Pour commencer, revenons sur la définition du pergélisol. Pour Brigitte Van Vliet-Lanoë (Sédimentologie et géodynamique – Université Sciences et technologie de Lille) c'est « la partie du sol située sous la surface qui ne dégèle pas pendant au moins deux années consécutives. Il enregistre le déficit thermique climatique sur une longue durée (103 ans) avec une accumulation de glace de ségrégation, sous forme d'un feuilletage de lentilles centimétriques, surtout dans les premiers dix mètres du sol.

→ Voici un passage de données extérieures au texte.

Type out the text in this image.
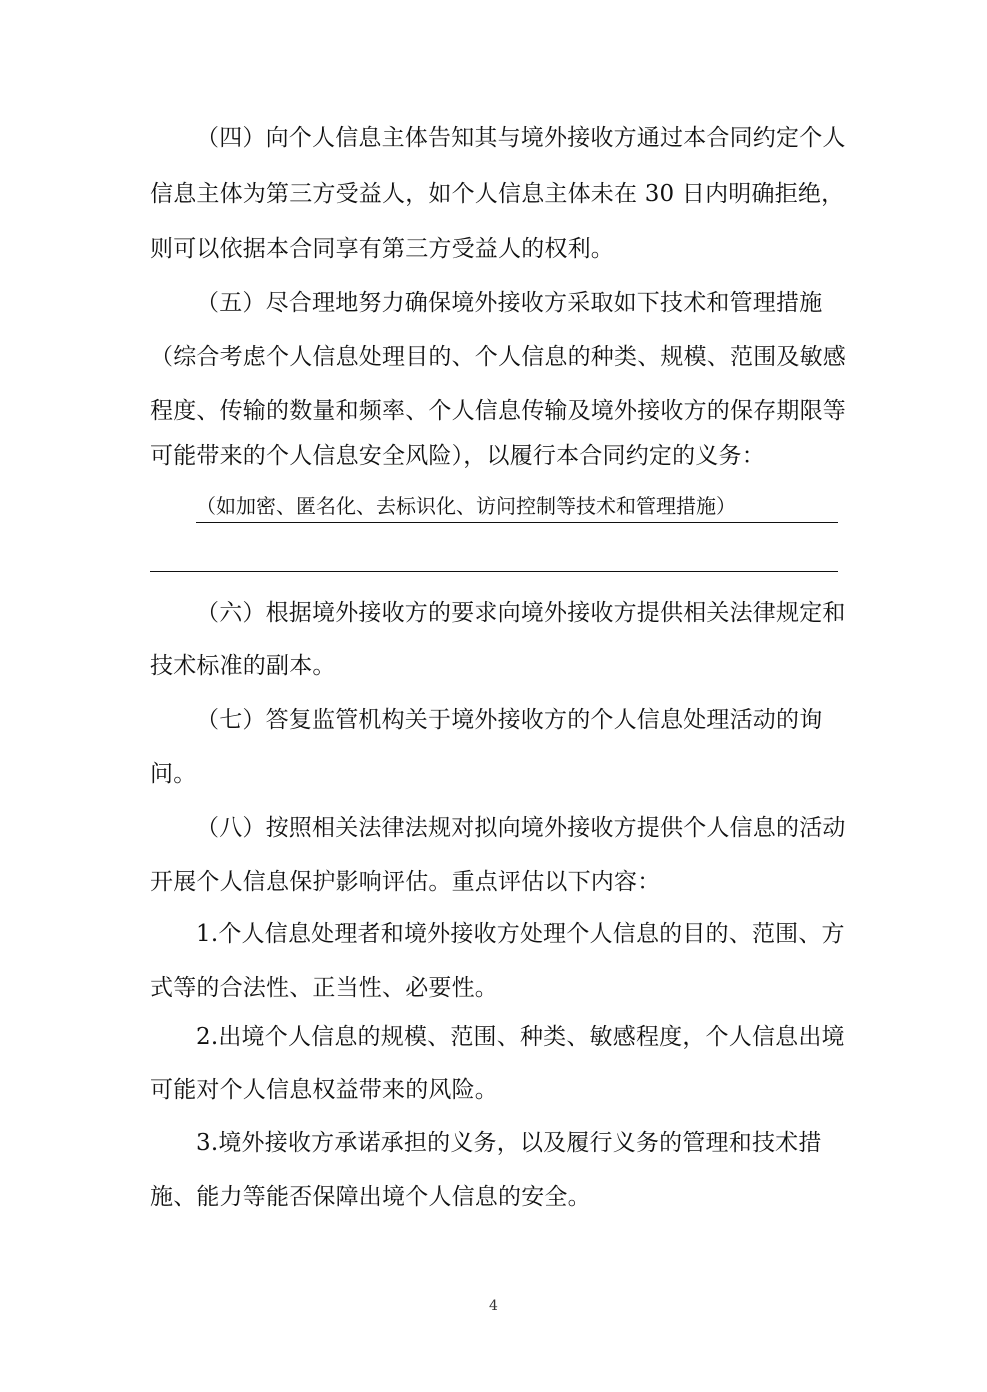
（四）向个人信息主体告知其与境外接收方通过本合同约定个人
信息主体为第三方受益人，如个人信息主体未在 30 日内明确拒绝，
则可以依据本合同享有第三方受益人的权利。
（五）尽合理地努力确保境外接收方采取如下技术和管理措施
（综合考虑个人信息处理目的、个人信息的种类、规模、范围及敏感
程度、传输的数量和频率、个人信息传输及境外接收方的保存期限等
可能带来的个人信息安全风险），以履行本合同约定的义务：
（如加密、匿名化、去标识化、访问控制等技术和管理措施）
（六）根据境外接收方的要求向境外接收方提供相关法律规定和
技术标准的副本。
（七）答复监管机构关于境外接收方的个人信息处理活动的询
问。
（八）按照相关法律法规对拟向境外接收方提供个人信息的活动
开展个人信息保护影响评估。重点评估以下内容：
1.个人信息处理者和境外接收方处理个人信息的目的、范围、方
式等的合法性、正当性、必要性。
2.出境个人信息的规模、范围、种类、敏感程度，个人信息出境
可能对个人信息权益带来的风险。
3.境外接收方承诺承担的义务，以及履行义务的管理和技术措
施、能力等能否保障出境个人信息的安全。
4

Il sert de plancher estival aux eaux superficielles. »

C'est aussi une gigantesque réserve de carbone organique (restes de plantes et d'animaux qui se sont accumulés pendant des millénaires). Ce carbone est neutralisé par le gel dans le sous-sol, mais avec le réchauffement les organismes microbiens commencent à le décomposer et à en libérer une partie dans l'atmosphère.

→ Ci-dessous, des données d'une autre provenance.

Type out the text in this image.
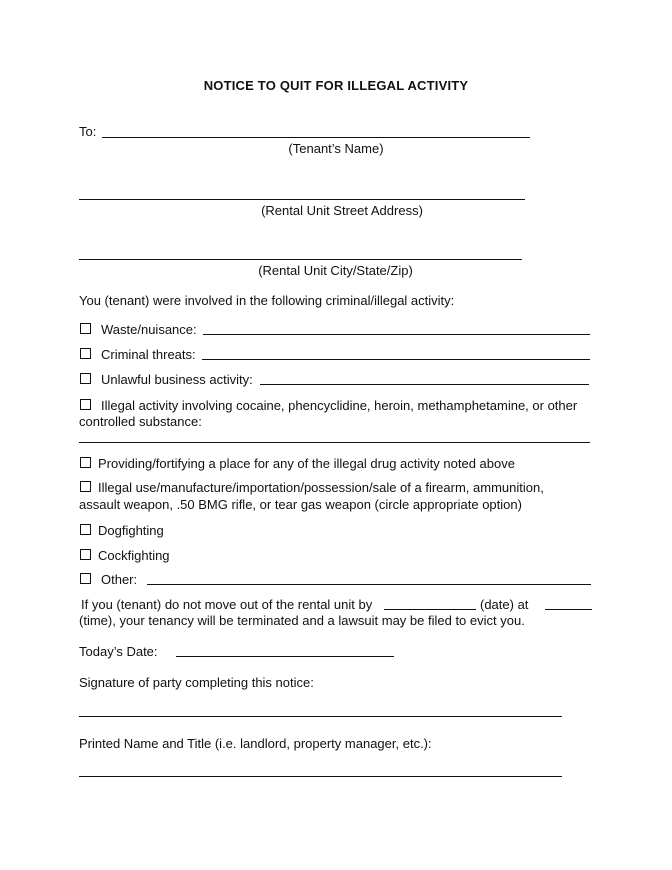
NOTICE TO QUIT FOR ILLEGAL ACTIVITY
To:
(Tenant’s Name)
(Rental Unit Street Address)
(Rental Unit City/State/Zip)
You (tenant) were involved in the following criminal/illegal activity:
Waste/nuisance:
Criminal threats:
Unlawful business activity:
Illegal activity involving cocaine, phencyclidine, heroin, methamphetamine, or other
controlled substance:
Providing/fortifying a place for any of the illegal drug activity noted above
Illegal use/manufacture/importation/possession/sale of a firearm, ammunition,
assault weapon, .50 BMG rifle, or tear gas weapon (circle appropriate option)
Dogfighting
Cockfighting
Other:
If you (tenant) do not move out of the rental unit by	(date) at
(time), your tenancy will be terminated and a lawsuit may be filed to evict you.
Today’s Date:
Signature of party completing this notice:
Printed Name and Title (i.e. landlord, property manager, etc.):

Y aurait-il donc des raisons de s'inquiéter ? Certains estiment que le pergélisol pourrait constituer « une véritable bombe à retardement capable de transformer un jour la planète en véritable fournaise... », en effet, des millions de tonnes de méthane (et de tourbe qui pourrait être bio-dégradée en cas de disparition du pergélisol) sont emprisonnées dans la « merzlota » (le territoire russe est constitué pour une bonne partie par ce permafrost), et avec l'accélération du dégel, la concentration de ce gaz dans l'atmosphère pourrait augmenter dans des proportions considérables.  Or c'est un des principaux GES, son impact sur le réchauffement climatique est estimé à 25 fois celui du CO2 (pour l'instant son impact est beaucoup plus faible, car l'atmosphère en contient 210 fois moins). Le méthane libéré par le réchauffement climatique entraînerait un accroissement de ce dernier, libérant encore plus de méthane pour un effet boule de neige (les deux phénomènes s'amplifieraient mutuellement) auto-entretenu jusqu'à l'épuisement final des réserves de méthane (et de tourbe) dans le pergélisol.

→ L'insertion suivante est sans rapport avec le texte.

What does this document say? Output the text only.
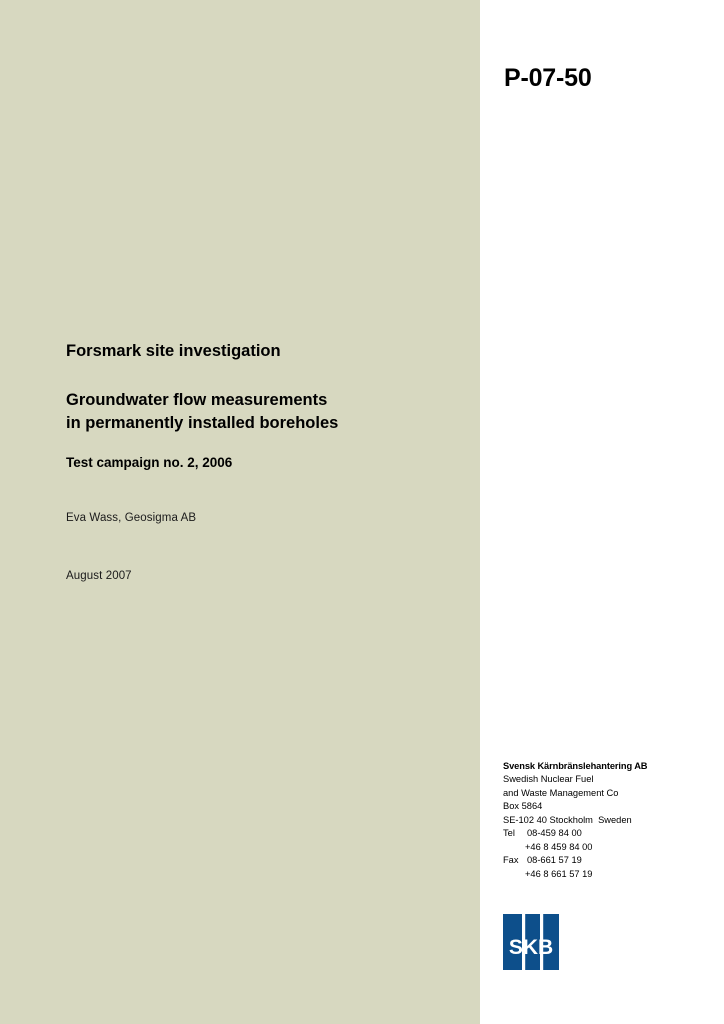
P-07-50
Forsmark site investigation
Groundwater flow measurements
in permanently installed boreholes
Test campaign no. 2, 2006
Eva Wass, Geosigma AB
August 2007
Svensk Kärnbränslehantering AB
Swedish Nuclear Fuel
and Waste Management Co
Box 5864
SE-102 40 Stockholm  Sweden
Tel	08-459 84 00
+46 8 459 84 00
Fax 08-661 57 19
+46 8 661 57 19
SKB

Pour d'autres, le scénario est beaucoup moins inquiétant. L'institut polaire français Paul Emile Victor souligne qu'en Alaska, en Islande et au Spitzberg, « les formes de pergélisol discontinu ou sporadique se dégradent et disparaissent. Avec un réchauffement important du climat, on peut s'attendre à une rétraction du pergélisol dans ses limites d'il y a 8 000 ans, mais pas à sa disparition totale. » Les causes sont souvent anthropiques : déforestation (voir par exemple en Yakoutie), circulation, plans d'eau... L'augmentation actuelle des précipitations a comme conséquence d'accélérer le phénomène. Mais « le risque de dégazage d'hydrates est quasi-inexistant. » De plus, en zone côtière, le relèvement des températures n'est pas responsable de la dégradation très rapide du pergélisol. Les causes sont plutôt liées au relèvement du niveau  marin, à l'augmentation de la violence des tempêtes et au point de congélation plus bas de l'eau de mer. C'est une zone clef d'un point de vue biodiversité en raison de la « préservation de souches anciennes de bactéries dans le pergélisol tertiaire de Sibérie ». Il faut considérer également que le dégel de la merzlota permettrait de libérer une surface agricole à prendre en compte pour l'avenir de l'humanité. Mais cela modifierait considérablement l'hydrologie de l'hémisphère nord. Le réchauffement actuel est surtout sensible en milieu hypercontinental et il n'affecte le permafrost que superficiellement (au contraire il s'épaissit dans le secteur péri-atlantique, voir cet autre article par H. Le Treut sur la possibilité de prévoir les variations anthropiques du climat).

Toutefois, selon les études les plus récentes la fonte accélérée du pergélisol va renforcer l'effet du réchauffement climatique dans des proportions qui étaient largement sous-estimées par les modèles climatiques utilisés jusqu'à présent. Avec une augmentation de 2,5 degrés Celsius d'ici 2040 (par rapport à la moyenne 1985-2004), on obtiendrait 30 à 63 milliards de tonnes de carbone, et pour 7,5 degrés de plus on aurait 232 à 380 milliards de tonnes en plus. Ces estimations sont 1,7 à 5,2 fois plus grandes que celles qu'on avait retenues dans les études récentes.